The commission’s primary responsibility is to ensure that the electric utilities it regulates deliver adequate and reliable energy at rates that are just and reasonable. “From the commission’s perspective, a thorough review is appropriate and necessary prior to signing agreements that obligate ratepayers to payments of nearly $300 million over the 20-year term of these agreements,” the commission stated.
Rainbow Ranch projects
Case Nos. IPC-E-10-59 and -60, Order No. 32256
These projects, near Declo, were also proposed by Jackson of American Wind LLC with a proposed operation date of Dec. 31, 2012.
Under the commission’s published rate, annual energy payments by Idaho Power for the expected generation from the Rainbow Ranch projects would have been about $7.2 million in 2013, increasing to about $14.1 million in 2032, or a total of $208.8 million over the 20-year term of the three agreements.
Grouse Creek projects
Case Nos.

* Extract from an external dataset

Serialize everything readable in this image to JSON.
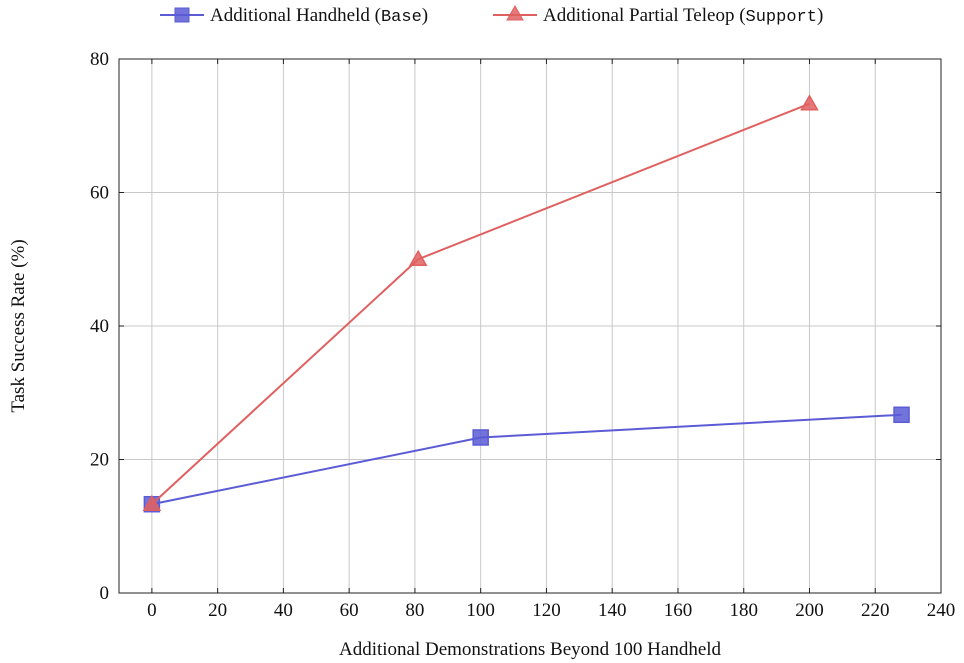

IPC-E-10-61 and -61, Order No. 32257
The two wind projects near Lynn, Utah (south of the City of Rocks national reserve in Idaho), were proposed by Brett Woodward of Wasatch Wind Intermountain LLC.
The projects were originally one 65 MW project that was to be paid a rate negotiated between Idaho Power and the developer. However, due to federal permitting issues, the overall footprint of the project was reduced and submitted as two 10 average megawatt projects to be paid the published rate. Under the commission’s published rate, annual energy payments by Idaho Power for the expected generation would have been about $8.3 million in 2014, increasing to about $15.9 million in 2033, or a total of $236.4 million over the 20-year term of the three agreements.
Cedar Creek projects
Case Nos. PAC-E-11-01, -02, -03, -04 and -05
These five wind projects were proposed for southeast of Shelley in Bingham County by Cedar Creek Wind LLC.

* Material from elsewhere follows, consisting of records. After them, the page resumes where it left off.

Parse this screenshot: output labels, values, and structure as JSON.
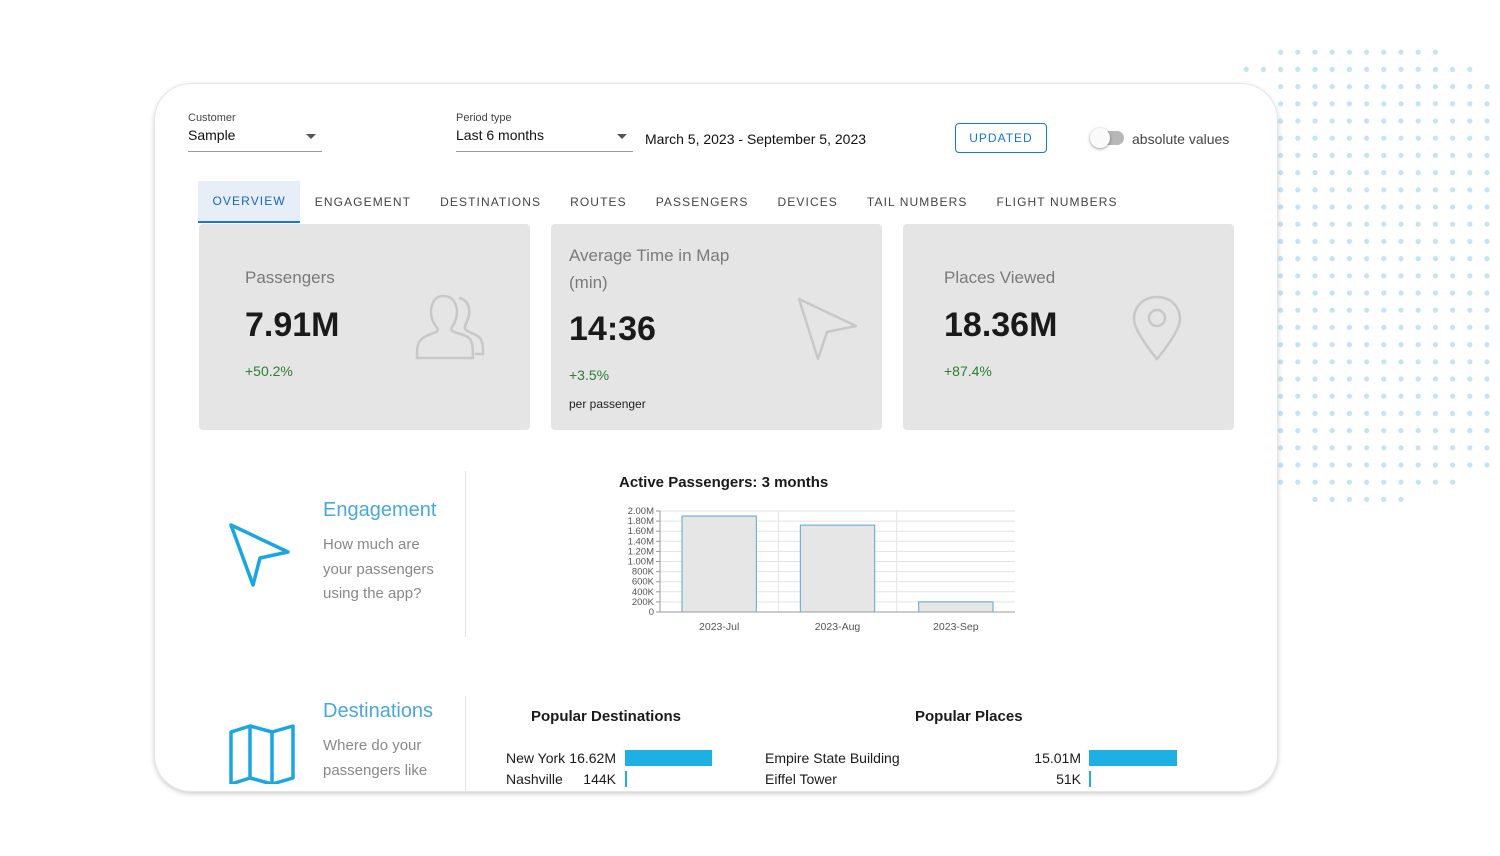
{
  "filters": {
    "customer": {
      "label": "Customer",
      "value": "Sample"
    },
    "period_type": {
      "label": "Period type",
      "value": "Last 6 months"
    },
    "date_range": "March 5, 2023 - September 5, 2023",
    "updated_button": "UPDATED",
    "absolute_values": {
      "label": "absolute values",
      "on": false
    }
  },
  "tabs": [
    {
      "label": "OVERVIEW",
      "active": true
    },
    {
      "label": "ENGAGEMENT"
    },
    {
      "label": "DESTINATIONS"
    },
    {
      "label": "ROUTES"
    },
    {
      "label": "PASSENGERS"
    },
    {
      "label": "DEVICES"
    },
    {
      "label": "TAIL NUMBERS"
    },
    {
      "label": "FLIGHT NUMBERS"
    }
  ],
  "stats": {
    "passengers": {
      "title": "Passengers",
      "value": "7.91M",
      "delta": "+50.2%",
      "icon": "users-icon"
    },
    "avg_time": {
      "title_line1": "Average Time in Map",
      "title_line2": "(min)",
      "value": "14:36",
      "delta": "+3.5%",
      "note": "per passenger",
      "icon": "navigation-arrow-icon"
    },
    "places": {
      "title": "Places Viewed",
      "value": "18.36M",
      "delta": "+87.4%",
      "icon": "map-pin-icon"
    }
  },
  "engagement": {
    "title": "Engagement",
    "desc_lines": [
      "How much are",
      "your passengers",
      "using the app?"
    ],
    "icon": "navigation-arrow-icon"
  },
  "destinations": {
    "title": "Destinations",
    "desc_lines": [
      "Where do your",
      "passengers like"
    ],
    "icon": "folded-map-icon"
  },
  "chart_data": {
    "type": "bar",
    "title": "Active Passengers: 3 months",
    "categories": [
      "2023-Jul",
      "2023-Aug",
      "2023-Sep"
    ],
    "values": [
      1900000,
      1720000,
      200000
    ],
    "yticks": [
      "0",
      "200K",
      "400K",
      "600K",
      "800K",
      "1.00M",
      "1.20M",
      "1.40M",
      "1.60M",
      "1.80M",
      "2.00M"
    ],
    "ylim": [
      0,
      2000000
    ],
    "grid": true,
    "bar_fill": "#e6e6e6",
    "bar_stroke": "#5aa6d6"
  },
  "popular_destinations": {
    "title": "Popular Destinations",
    "items": [
      {
        "name": "New York",
        "value": "16.62M",
        "fraction": 1.0
      },
      {
        "name": "Nashville",
        "value": "144K",
        "fraction": 0.01
      }
    ]
  },
  "popular_places": {
    "title": "Popular Places",
    "items": [
      {
        "name": "Empire State Building",
        "value": "15.01M",
        "fraction": 1.0
      },
      {
        "name": "Eiffel Tower",
        "value": "51K",
        "fraction": 0.005
      }
    ]
  },
  "colors": {
    "accent": "#1976d2",
    "positive": "#2e7d32",
    "bar": "#1fb0e3",
    "dots": "#c4e4f5",
    "section_title": "#4aa8d8"
  }
}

Cedar Creek and Rocky Mountain Power originally discussed the possibility of two 78 MW PURPA projects, but Cedar Creek said the avoided-cost rate calculated by Rocky Mountain rendered its projects uneconomical. Cedar Creek subsequently decided to reconfigure the projects into five 10 MW to qualify for the commission’s published rate.
Cedar Creek claims that the five agreements were mature contracts with a meeting of the minds between the parties before the Dec. 14 deadline. Cedar Creeks claims that the commission staff’s “absolute cut-off date” is a misreading of a commission order and contrary to the law under PURPA.
A full text of the commission’s orders for all these cases is available on the commission’s Web site at www.puc.idaho.gov. Click on “File Room” and then on “Electric Cases” and scroll down to the above case numbers.
Interested parties may petition the commission for reconsideration by no later than June 29. Petitions for reconsideration must set forth specifically why the petitioner contends that the order is unreasonable, unlawful or erroneous. Petitions should include a statement of the nature and quantity of evidence the petitioner will offer if reconsideration is granted.
Petitions can be delivered to the commission at 472 W. Washington St. in Boise, mailed to P.O. Box 83720, Boise, ID, 83720-0074, or faxed to 208-334-3762.